Opinion by: Peter Wani and Kur Riak
AN INDEPENDENT ANALYSIS
This piece examines the claim made by an anonymous author a couple of days ago, accusing two National Security generals, Bol Mel and Manasa Machar of having used a laptop fitted with radioactive materials that can produce or trigger cancer, as arsenic, asbestos, ionizing radiation, ultra-violet rays, X rays, meant to harm the president in long run in a presentation attended by H.E the president of the Republic of South Sudan.
We have no interest in engaging in petty social media wars but this rebuttal is necessitated by the fact that the matter is of national concern since it touches the security of the Head of State and the personality of two progressive Generals.
In the cited article, the authors claimed that “Gen. Bol Mel and Manasa Machar made a presentation to H.E using Laptop fitted with radioactive material that can produce or trigger cancer, as arsenic, asbestos, ionizing radiation, ultra-violet rays, X rays, meant to harm the president in long run.”
An average intellectual with basic knowledge of science will dismiss the claim on the ground that radioactive radiations are indiscriminate and usually affect any living thing within the circumference and intensity of a radioactive source.
We don’t want to bore you with expert knowledge on radioactive materials and their properties but we seek your indulgence to look through few examples of world popular case stories of how radioactive materials have been used.
1. The Karlsruhe plutonium affair: Johannes M. was convicted of attempting to poison his ex-wife in 2001 with Radioactive material, plutonium stolen from WAK, a small-scale reprocessing plant where he worked. He did not steal a large amount of plutonium, only rags used for wiping surfaces and a small amount of liquid waste. At least two people (besides the criminal) were contaminated by plutonium. Two flats in Landau in the Rhineland–Palatinate where Johannes M. lived were contaminated and had to be cleaned at a cost of two million euro.
2. The Case of Russian Agent: Russian agents used the radioactive elements to poison former FSB agent Alexander Litvinenko in London in 2006. Former Russian intelligence colleagues reportedly poured the substance into his tea. 23 days elapsed between the day when he was hospitalized and his death. Polonium 210 cannot be bought on the market. In nature, it only appears in marginal quantities as a product of radioactive decay. The world’s nuclear powers are the only countries able to produce polonium in quantities that could be used to kill. In order to produce the lethal dose of 100 nanograms, one would need several hundred kilograms of raw uranium ore. Where would an SSPDF General find this?
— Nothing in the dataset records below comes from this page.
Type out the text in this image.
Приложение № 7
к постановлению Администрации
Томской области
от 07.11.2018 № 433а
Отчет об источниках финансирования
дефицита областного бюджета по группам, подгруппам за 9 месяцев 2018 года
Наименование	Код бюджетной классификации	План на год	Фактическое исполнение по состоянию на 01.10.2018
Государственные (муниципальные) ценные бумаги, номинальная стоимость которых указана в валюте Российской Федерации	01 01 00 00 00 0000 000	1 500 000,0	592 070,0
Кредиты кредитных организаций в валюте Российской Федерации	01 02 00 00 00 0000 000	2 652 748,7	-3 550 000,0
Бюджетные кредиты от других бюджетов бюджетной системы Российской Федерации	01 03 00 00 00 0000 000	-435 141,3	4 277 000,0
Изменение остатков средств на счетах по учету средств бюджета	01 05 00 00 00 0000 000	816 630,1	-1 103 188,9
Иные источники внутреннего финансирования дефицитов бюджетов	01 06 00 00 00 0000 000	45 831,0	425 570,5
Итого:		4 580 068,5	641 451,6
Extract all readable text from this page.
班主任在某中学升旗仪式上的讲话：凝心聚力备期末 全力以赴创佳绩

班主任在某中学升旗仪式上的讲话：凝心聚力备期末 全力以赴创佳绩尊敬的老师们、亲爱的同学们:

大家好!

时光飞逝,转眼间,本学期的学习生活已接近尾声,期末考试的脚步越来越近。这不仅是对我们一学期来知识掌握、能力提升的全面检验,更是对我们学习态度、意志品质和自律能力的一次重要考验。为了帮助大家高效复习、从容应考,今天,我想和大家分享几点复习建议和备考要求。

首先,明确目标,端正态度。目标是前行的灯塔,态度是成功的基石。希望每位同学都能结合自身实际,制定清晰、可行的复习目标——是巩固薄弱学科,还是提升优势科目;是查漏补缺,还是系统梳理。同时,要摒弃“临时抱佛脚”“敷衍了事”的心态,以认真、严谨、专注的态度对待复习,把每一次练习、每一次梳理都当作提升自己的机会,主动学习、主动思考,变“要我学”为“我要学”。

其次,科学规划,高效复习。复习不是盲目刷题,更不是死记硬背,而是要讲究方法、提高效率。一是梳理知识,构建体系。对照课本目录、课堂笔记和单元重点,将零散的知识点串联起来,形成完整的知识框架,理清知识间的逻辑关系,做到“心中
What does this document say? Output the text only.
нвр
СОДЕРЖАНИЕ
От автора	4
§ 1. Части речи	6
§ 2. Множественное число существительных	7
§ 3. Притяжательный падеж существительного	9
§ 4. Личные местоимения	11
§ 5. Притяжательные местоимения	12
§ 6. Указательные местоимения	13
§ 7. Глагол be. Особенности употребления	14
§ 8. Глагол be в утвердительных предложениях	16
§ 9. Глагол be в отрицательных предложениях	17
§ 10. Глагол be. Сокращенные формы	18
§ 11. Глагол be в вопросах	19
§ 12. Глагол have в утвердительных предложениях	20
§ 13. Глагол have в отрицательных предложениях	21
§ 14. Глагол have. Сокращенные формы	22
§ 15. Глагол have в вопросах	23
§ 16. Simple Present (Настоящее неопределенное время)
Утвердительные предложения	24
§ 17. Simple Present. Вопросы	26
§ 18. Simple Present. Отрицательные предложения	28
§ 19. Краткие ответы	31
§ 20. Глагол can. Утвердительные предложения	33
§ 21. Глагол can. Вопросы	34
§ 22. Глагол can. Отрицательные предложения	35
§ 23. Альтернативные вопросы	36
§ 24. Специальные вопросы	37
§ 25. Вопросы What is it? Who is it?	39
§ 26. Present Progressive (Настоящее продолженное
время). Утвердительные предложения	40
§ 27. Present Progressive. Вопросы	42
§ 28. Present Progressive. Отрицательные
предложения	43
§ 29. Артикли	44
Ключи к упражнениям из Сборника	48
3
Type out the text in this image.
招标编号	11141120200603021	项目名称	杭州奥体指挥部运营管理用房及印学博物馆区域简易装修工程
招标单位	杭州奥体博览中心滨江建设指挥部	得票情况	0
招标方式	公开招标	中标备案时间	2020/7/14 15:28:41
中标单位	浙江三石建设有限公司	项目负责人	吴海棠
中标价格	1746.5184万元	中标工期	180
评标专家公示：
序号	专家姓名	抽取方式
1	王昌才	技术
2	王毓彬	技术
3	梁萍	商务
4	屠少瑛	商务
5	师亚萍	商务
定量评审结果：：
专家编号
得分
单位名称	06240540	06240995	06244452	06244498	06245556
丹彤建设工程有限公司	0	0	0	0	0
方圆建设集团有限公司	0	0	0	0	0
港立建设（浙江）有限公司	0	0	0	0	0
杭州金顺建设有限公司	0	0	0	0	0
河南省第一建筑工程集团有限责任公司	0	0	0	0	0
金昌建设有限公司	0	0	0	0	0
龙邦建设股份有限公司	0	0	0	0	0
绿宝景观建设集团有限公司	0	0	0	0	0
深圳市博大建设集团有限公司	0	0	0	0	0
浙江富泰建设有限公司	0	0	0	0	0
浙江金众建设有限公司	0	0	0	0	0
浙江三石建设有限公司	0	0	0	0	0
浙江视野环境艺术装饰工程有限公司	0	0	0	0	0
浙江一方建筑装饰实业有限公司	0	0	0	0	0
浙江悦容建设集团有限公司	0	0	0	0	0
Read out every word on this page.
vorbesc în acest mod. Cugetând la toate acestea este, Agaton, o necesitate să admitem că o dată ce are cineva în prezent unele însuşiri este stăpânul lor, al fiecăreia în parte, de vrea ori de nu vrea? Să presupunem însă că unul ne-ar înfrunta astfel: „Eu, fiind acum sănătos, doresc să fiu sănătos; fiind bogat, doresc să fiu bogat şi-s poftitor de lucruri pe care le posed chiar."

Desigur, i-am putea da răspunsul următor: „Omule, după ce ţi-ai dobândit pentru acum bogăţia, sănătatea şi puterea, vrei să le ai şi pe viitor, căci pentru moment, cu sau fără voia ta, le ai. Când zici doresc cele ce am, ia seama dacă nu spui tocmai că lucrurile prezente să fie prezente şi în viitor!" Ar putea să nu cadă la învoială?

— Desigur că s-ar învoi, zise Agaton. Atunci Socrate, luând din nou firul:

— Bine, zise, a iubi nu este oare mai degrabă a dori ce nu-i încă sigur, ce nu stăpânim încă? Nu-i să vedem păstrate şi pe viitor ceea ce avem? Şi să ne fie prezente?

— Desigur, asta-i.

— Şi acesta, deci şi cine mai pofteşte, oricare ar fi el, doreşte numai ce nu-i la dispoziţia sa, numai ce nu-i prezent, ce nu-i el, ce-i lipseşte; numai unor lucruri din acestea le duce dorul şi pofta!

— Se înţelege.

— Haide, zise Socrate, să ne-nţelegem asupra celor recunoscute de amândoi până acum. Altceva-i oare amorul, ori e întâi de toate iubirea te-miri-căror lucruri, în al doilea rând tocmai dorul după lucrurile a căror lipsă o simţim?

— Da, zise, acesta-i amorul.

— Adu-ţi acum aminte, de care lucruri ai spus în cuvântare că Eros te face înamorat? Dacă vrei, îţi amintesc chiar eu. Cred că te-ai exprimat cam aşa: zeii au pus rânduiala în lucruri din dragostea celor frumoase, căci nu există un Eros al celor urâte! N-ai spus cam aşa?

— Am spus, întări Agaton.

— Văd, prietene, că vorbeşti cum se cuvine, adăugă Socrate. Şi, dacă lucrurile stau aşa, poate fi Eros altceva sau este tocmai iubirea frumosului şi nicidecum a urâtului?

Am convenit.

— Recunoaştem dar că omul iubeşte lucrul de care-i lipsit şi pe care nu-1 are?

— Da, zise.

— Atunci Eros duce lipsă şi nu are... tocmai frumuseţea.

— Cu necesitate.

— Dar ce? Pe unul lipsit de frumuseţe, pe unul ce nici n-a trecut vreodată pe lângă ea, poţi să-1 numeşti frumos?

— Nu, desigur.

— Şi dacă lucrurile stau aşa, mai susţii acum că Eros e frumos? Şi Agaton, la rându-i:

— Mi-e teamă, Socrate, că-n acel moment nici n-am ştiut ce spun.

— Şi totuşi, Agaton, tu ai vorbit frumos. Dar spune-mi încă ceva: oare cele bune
Generally, any assassination involving radioactive material is effective if ingested, inhaled, or through piercing as in the popular umbrella case of Georgi Markov who was assassinated on a London street via a micro-engineered pellet. Markov was shot in the leg with a pellet fired from an umbrella wielded by someone associated with the Bulgarian Secret Service.
In fact, we suspect the author has no knowledge of what s/he was talking about be it radioactive radiations or carcinogenic sources. Probably the author wrote the article over a glass of beer.
The author also claimed that the method of using radioactive materials has been applied in assassinating many African heads of states but failed to mention a single African president who fell victim as a result of radioactive poisoning.
Whoever wrote the article in question must have been driven by envy and hatred. The alleged assassination scheme, we believed, was a mere fabrication.